Indeed, at the time we remarked that local authorities, operating in tightly constrained areas that rely heavily on small site developments, would likely suffer under the new guidance. Well, it seems that West Berkshire District Council and Reading Borough Council, the claimants in this case, shared these concerns and subsequently brought a legal challenge against the policy changes. Reading Council estimated the new policy would result in a loss of least 15% of expected affordable housing whilst West Berkshire, a more rural area, estimated a loss of 23.5%.

The Grounds of Challenge

The main grounds under which the councils successfully challenged the new policy were:

  • Inconsistency with the statutory framework

Unlike other national policies, the new policy was not to be considered alongside local plan policies but instead provided immediate uniform thresholds for every planning application in England. The policy changes therefore unlawfully displaced all local plan policies on affordable housing requirements.
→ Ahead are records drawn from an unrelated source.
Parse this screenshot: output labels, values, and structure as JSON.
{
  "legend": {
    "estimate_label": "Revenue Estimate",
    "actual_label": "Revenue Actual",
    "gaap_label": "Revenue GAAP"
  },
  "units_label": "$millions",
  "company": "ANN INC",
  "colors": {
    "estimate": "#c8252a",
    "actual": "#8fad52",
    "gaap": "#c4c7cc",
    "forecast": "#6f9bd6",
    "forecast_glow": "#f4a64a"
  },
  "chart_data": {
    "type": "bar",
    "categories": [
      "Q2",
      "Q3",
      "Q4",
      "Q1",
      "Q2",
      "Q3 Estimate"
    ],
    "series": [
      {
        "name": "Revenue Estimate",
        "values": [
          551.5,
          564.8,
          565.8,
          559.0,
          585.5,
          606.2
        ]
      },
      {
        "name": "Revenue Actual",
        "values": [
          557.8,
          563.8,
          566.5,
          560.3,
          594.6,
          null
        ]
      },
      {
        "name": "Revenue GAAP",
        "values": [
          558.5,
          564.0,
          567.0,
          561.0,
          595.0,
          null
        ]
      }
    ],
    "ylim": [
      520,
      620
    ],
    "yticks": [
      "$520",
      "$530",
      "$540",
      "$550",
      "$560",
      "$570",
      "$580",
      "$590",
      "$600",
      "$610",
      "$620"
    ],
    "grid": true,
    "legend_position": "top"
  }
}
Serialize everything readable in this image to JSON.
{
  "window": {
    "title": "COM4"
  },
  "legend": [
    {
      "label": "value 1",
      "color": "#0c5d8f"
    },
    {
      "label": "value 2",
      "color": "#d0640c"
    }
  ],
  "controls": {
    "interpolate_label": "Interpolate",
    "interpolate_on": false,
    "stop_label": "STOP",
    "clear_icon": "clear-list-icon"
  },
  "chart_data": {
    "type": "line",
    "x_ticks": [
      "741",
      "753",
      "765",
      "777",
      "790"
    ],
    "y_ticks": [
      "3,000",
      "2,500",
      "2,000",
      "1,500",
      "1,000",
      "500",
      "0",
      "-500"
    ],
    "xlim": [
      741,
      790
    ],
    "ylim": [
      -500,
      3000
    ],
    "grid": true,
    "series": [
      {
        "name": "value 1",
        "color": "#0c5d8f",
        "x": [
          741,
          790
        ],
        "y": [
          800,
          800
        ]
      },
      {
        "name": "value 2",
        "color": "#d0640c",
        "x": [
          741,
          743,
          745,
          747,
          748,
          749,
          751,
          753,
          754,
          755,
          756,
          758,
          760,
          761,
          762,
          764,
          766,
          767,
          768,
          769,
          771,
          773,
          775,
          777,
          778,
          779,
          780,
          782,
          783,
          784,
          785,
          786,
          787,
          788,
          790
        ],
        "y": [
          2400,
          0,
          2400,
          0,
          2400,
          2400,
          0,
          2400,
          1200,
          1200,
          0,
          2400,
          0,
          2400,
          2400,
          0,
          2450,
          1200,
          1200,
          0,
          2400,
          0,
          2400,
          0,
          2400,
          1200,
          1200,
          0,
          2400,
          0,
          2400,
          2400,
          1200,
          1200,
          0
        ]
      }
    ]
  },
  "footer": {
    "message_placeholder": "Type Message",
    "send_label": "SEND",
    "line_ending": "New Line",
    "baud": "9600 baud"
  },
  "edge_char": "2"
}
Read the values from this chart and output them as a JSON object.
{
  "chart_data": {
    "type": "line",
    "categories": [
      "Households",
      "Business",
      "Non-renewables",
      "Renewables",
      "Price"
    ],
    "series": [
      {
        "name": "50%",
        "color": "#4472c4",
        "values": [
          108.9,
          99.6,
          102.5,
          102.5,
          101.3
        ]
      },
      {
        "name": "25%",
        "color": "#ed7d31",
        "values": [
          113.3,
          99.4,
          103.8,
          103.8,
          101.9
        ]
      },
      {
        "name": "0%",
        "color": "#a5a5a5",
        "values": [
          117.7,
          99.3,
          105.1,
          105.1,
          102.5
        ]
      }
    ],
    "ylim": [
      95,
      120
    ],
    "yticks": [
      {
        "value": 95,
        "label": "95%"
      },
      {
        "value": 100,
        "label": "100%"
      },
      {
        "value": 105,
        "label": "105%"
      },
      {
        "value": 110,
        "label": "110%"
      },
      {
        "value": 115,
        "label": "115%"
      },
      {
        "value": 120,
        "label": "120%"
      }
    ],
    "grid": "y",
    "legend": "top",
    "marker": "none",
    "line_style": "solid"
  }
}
  • Unfairness in the consultation process

The government's Consultation Paper had referred to a "disproportionate burden" placed on small-scale developers; however, there was nothing in the consultation paper that explained what that burden was, nor any supporting evidence of such a burden. Consequently this ill-defined policy did not allow local authorities the chance to provide a "meaningful, intelligent response."

  • The Secretary of State's failure to take into account material considerations

Although the reduction in affordable housing contributions in monetary terms had been considered, the government had not properly considered the scale of the reduction in the supply of land for affordable housing across the country, nor the implications of the action that local authorities would need to take in order to redress the shortfalls. The government also failed to have regard to the benefits and disadvantages of the new policy. This failure to take account of considerations that were obviously material therefore made the new policy unlawful. 

  • In deciding to adopt the new policy, the Secretary of State had failed to comply with the public sector equality duty ("PSED")

Public authorities must comply with their PSED. In the government's consultation paper no reference was made to the PSED and indeed even when the equalities impact assessment was carried out, it lacked the "rigour necessary" to assess the extent and risk of adverse effects on members of protected groups.

The High Court agreed with the councils' main grounds of challenge and quashed the new policy. 


This landmark judgement by the High Court clearly has implications for local authorities across the country, especially those that place more reliance on contributions from smaller sites. There is naturally some uncertainty following the decision though local authority's development plan policies will presumably take precedence as they did prior to the introduction of the new policy.

Following the High Court judgement, DCLG removed the policy from the National Planning Practice Guidance. However, it is perhaps worth noting that the Secretary of State reportedly intends to seek permission to appeal against the High Court's decision.